TensorFlow Version - vai_p_tensorflow

Exporting an Inference Graph

TensorFlow Model

First, build a TensorFlow graph for training and evaluation. Each part must be written in a separate script. If you have trained a baseline model before and you have the training codes, then you only need to prepare the codes for evaluation.

The evaluation script must contain a function named model_fn that creates all the needed nodes from input to output. The function should return a dictionary that maps the names of output nodes to their operations or a tf.estimator.Estimator. For example, if your network is an image classifier, the returned dictionary usually includes operations to calculate top-1 and top-5 accuracy as shown in the following snippet:

def model_fn():
  # graph definition codes here
  # ……
return {
      'top-1': slim.metrics.streaming_accuracy(predictions, labels),
      'top-5': slim.metrics.streaming_recall_at_k(logits, org_labels, 5)
  }

Or, if you use TensorFlow Estimator API to train and evaluate your network, your model_fn must return an instance of the tf.estimator. At the same time, you also need to provide a function called eval_input_fn, which the Estimator uses to get the data used in the evaluation.

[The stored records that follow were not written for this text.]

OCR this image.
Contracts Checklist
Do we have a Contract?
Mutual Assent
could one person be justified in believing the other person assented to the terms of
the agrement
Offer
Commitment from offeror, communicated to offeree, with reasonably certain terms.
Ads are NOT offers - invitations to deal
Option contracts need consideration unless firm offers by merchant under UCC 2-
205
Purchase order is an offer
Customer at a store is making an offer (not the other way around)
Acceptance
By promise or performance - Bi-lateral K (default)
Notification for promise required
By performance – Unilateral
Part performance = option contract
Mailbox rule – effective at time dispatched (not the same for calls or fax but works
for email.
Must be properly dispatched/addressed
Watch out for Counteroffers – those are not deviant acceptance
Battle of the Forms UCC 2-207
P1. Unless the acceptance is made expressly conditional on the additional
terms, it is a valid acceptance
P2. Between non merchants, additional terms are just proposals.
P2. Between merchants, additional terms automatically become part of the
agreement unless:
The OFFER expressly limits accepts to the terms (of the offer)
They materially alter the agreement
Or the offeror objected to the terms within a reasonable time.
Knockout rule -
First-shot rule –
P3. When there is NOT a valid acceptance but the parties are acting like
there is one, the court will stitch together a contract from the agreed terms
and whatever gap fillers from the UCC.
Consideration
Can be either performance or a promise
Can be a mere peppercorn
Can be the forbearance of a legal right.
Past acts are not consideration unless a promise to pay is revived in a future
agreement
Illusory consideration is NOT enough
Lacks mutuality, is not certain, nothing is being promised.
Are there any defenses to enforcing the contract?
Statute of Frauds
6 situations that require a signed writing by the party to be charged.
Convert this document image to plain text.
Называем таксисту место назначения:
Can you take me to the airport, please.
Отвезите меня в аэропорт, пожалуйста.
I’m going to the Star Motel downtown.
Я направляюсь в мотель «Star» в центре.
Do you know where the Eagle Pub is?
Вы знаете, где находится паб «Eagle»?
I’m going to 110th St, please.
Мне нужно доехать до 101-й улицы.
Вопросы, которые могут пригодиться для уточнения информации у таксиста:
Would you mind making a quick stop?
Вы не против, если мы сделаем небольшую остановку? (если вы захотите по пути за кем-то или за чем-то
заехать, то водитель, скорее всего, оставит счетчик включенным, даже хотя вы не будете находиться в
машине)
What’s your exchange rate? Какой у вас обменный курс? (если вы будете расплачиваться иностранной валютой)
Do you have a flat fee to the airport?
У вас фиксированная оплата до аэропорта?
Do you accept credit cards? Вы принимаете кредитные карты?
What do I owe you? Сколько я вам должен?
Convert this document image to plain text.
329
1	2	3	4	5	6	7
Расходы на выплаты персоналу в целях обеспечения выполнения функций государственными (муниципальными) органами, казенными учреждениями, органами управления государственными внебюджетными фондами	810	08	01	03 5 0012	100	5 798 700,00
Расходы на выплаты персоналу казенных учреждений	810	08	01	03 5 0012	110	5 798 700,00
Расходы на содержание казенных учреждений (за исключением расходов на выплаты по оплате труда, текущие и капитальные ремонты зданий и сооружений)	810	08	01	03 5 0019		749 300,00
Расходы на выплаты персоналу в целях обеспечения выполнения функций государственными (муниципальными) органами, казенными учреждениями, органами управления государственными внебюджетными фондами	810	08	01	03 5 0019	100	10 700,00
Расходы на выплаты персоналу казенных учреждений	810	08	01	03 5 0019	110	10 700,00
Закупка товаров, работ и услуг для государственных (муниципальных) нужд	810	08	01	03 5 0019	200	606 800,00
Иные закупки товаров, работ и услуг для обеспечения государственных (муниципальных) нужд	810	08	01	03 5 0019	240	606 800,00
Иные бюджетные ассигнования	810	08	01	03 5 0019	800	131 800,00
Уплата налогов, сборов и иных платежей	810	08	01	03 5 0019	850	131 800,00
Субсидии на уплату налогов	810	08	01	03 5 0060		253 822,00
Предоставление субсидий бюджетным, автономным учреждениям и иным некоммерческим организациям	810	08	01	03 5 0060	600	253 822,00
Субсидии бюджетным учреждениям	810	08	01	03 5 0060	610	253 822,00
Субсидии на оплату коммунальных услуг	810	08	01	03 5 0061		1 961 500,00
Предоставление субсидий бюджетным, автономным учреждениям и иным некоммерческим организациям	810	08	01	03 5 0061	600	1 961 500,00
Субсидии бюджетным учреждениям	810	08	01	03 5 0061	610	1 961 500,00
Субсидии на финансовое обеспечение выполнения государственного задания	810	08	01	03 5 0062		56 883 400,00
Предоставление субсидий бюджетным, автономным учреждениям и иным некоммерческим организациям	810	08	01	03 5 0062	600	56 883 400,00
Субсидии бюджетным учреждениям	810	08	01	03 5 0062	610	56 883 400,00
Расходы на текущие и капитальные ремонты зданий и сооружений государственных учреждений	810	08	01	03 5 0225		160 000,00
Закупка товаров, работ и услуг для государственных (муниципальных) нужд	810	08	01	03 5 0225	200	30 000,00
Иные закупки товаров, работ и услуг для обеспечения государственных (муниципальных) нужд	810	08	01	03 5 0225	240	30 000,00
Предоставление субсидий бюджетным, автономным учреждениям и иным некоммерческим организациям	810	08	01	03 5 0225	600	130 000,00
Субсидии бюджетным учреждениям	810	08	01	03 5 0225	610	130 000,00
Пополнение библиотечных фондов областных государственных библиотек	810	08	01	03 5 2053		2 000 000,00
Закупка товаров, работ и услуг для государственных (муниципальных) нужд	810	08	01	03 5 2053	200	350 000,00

def cnn_model_fn(features, labels, mode):
  # codes for building graph here
…
eval_metric_ops = {
      "accuracy": tf.metrics.accuracy(
          labels=labels, predictions=predictions["classes"])}
  return tf.estimator.EstimatorSpec(
      mode=mode, loss=loss, eval_metric_ops=eval_metric_ops)

def model_fn():
  return tf.estimator.Estimator(
      model_fn=cnn_model_fn, model_dir="./models/train/")

mnist = tf.contrib.learn.datasets.load_dataset("mnist")
train_data = mnist.train.images # Returns np.array
train_labels = np.asarray(mnist.train.labels, dtype=np.int32)
eval_data = mnist.test.images # Returns np.array
eval_labels = np.asarray(mnist.test.labels, dtype=np.int32)

def eval_input_fn():
  return tf.estimator.inputs.numpy_input_fn(
      x={"x": eval_data},
      y=eval_labels,
      num_epochs=1,
      shuffle=False)

The evaluation codes are used to export an inference GraphDef file and evaluate network performance during pruning.

To export a GraphDef proto file, use the following code:

import tensorflow as tf
from google.protobuf import text_format
from tensorflow.python.platform import gfile

with tf.Graph().as_default() as graph:
# your graph definition here
# ……
    graph_def = graph.as_graph_def()
    with gfile.GFile(‘inference_graph.pbtxt’, 'w') as f:
      f.write(text_format.MessageToString(graph_def))

Keras Model

For the Keras model, there is no explicit graph definition. You must get a GraphDef object first and then export it. An example of tf.keras pre-defined ResNet50 is given here:

import tensorflow as tf
from tensorflow.keras import backend as K
from tensorflow.python.framework import graph_util

tf.keras.backend.set_learning_phase(0)
model = tf.keras.applications.ResNet50(weights=None,
    include_top=True,
    input_tensor=None,
    input_shape=None,
    pooling=None,
    classes=1000)
model.compile(loss=tf.keras.losses.SparseCategoricalCrossentropy())
graph_def = K.get_session().graph.as_graph_def()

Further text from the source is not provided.